If there were any gemstones to be found here, I had no clue where they would be. And I couldn’t feel them. When I made it almost halfway around the skerry, I peered into the distance only to find more of the same. I followed the tide, coming up for air when my lungs twisted in my chest, then sinking back down. Instantly I felt it again, that familiar hush, like the sound of my mother’s voice humming as I fell into sleep. I let myself sink to the bottom, the pressure of the depth pushing against my skin as I inspected the rim of rock encircling the island.
It opened to a wide cavern that dropped off into deeper waters. The color bled to black, where the shadows seemed to shift and curl. Above it, the wall of rock crept up in harsh, jagged ridges.
A trail of cold water skimmed past, and I reached out, feeling it. The thin slip of a wayward current. Soft, but there nonetheless. My brow pulled, watching the water around me, and something moved in the corner of my eye, making me still.
Over the lip of the rock’s edge, a wisp of dark red hair flashed in the moonbeam casting through the water. The air burned in my chest as I turned, spinning in the current so that I could look around me. Frantic. Because for a moment, I could have sworn she was there. Like a thread of smoke thinning into the air.
Isolde.
I found the rock beneath my feet and pushed off, my hair waving away from my face as I swam back toward the surface. The underwater cliff jutted straight up, and when I made it to the ledge, I reached out to catch the corner of the rock. The outcropping opened into a cavity, but there was nothing inside but darkness. No gem song. No glow of distant light.

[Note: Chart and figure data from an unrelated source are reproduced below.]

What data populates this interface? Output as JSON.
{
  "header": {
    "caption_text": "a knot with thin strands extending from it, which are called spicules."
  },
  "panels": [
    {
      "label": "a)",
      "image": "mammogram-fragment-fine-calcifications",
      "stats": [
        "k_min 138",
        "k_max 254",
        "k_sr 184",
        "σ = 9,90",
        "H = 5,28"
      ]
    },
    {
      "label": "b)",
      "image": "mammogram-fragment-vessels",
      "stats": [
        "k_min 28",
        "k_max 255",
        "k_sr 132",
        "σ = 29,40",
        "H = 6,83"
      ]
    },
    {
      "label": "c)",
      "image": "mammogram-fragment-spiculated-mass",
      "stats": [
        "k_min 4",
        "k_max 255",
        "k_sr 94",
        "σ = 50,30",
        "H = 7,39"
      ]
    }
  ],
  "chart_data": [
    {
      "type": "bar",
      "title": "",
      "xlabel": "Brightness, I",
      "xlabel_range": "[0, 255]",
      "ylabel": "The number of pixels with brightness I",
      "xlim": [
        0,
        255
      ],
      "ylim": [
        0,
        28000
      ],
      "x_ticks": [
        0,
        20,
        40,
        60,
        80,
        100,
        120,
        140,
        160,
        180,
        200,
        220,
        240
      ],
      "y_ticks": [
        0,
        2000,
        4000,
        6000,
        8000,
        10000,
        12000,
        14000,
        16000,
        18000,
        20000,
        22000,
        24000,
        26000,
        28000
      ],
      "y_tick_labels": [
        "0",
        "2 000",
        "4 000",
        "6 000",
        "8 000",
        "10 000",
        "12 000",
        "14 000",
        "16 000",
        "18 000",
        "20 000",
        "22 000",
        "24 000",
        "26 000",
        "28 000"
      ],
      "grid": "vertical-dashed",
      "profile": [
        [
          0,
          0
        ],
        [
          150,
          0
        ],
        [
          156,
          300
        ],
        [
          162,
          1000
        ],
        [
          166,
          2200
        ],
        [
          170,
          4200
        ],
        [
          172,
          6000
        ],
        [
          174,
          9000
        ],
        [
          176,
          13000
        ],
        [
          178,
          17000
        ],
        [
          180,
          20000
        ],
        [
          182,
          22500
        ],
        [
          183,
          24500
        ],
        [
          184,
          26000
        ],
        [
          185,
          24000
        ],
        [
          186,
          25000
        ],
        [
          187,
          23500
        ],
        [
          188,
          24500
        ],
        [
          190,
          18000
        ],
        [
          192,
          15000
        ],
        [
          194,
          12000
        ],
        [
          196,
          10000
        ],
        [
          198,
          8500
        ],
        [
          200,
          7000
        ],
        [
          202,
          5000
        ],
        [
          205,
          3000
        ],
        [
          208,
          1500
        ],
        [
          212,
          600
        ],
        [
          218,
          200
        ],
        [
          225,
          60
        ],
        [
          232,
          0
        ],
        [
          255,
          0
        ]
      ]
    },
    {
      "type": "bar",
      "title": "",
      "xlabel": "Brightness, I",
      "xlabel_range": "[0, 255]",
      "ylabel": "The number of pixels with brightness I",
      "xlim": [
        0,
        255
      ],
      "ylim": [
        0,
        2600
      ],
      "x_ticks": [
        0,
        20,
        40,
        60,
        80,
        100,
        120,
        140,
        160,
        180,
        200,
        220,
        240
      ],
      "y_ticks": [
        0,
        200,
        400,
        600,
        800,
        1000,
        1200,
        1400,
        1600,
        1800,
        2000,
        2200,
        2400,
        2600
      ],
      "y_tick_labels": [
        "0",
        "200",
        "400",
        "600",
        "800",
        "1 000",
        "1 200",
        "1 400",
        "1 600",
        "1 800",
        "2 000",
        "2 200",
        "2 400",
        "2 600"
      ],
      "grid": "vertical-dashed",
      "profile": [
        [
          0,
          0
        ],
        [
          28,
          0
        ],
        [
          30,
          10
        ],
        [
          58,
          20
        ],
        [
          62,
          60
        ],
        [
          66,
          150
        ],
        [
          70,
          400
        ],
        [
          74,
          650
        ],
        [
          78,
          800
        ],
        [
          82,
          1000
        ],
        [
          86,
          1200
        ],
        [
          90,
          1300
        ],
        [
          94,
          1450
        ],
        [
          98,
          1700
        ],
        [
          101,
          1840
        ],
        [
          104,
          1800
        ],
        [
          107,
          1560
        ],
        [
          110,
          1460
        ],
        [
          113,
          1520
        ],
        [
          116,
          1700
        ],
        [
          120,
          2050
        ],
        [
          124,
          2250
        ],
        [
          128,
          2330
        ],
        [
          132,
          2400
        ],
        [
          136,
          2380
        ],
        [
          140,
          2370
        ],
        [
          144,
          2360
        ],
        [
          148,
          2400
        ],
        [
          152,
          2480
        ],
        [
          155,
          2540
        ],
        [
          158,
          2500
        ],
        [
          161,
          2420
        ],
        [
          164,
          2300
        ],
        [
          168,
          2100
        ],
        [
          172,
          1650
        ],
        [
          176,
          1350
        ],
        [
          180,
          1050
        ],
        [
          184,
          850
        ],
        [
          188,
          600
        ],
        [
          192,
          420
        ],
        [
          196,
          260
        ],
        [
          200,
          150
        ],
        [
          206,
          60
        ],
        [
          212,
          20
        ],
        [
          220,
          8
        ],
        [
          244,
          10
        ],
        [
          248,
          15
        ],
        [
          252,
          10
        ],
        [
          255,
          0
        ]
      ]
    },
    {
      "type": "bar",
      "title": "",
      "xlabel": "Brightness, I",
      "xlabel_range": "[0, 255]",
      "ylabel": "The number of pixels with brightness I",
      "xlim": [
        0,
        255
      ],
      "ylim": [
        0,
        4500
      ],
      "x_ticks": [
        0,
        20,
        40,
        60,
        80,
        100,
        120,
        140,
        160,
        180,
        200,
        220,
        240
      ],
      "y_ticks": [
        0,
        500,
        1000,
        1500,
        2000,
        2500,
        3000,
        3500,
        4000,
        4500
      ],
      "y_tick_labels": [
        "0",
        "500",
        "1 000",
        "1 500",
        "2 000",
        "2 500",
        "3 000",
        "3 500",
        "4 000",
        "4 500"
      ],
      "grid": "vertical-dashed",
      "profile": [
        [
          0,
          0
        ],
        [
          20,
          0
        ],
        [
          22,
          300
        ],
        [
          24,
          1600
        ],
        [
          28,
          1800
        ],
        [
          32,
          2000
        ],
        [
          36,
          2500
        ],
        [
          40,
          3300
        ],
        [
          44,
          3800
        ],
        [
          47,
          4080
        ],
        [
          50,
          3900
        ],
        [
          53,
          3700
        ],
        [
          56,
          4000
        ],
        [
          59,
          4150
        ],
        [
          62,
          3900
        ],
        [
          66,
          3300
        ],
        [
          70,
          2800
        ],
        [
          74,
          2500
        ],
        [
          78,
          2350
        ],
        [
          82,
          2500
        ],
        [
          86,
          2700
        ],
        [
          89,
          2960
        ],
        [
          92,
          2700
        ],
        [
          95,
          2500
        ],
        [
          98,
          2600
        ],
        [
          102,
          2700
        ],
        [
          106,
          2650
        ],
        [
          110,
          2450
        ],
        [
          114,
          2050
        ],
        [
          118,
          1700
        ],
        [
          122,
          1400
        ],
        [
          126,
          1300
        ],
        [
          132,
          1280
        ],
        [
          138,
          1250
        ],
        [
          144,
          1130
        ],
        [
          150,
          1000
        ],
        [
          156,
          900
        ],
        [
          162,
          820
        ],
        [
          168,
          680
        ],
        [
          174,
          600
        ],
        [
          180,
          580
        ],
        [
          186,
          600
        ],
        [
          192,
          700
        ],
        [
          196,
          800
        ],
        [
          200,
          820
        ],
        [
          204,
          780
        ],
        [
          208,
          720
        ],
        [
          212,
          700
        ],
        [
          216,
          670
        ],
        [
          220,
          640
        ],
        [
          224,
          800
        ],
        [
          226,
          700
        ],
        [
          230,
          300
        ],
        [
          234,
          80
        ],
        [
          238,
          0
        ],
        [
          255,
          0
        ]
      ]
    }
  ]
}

If Holland was telling the truth, Isolde had found a refuge on this rock. Away from the shining streets of Bastian and out from under the eye of her mother. Maybe this was the place she’d dreamed of the day she would leave them both behind. Of sun-soaked days on the deck of a ship, and nights in its hull. Maybe she’d dreamed of me.
My pulse hammered in my ears, the last of my breath threatening to flicker out. The heat burned in my face despite the cold, and I pressed my lips together, watching the light skip on the surface above. She was here, somehow. My mother’s ghost was bled into these waters. But even in Tempest Snare, where she’d found her end, I hadn’t felt this.
There was nothing here but an echo of some part of Isolde that I hadn’t known and never would. I stared into the black water, feeling so alone that it seemed as if that darkness might pull me into it. As if maybe my mother was waiting there for me.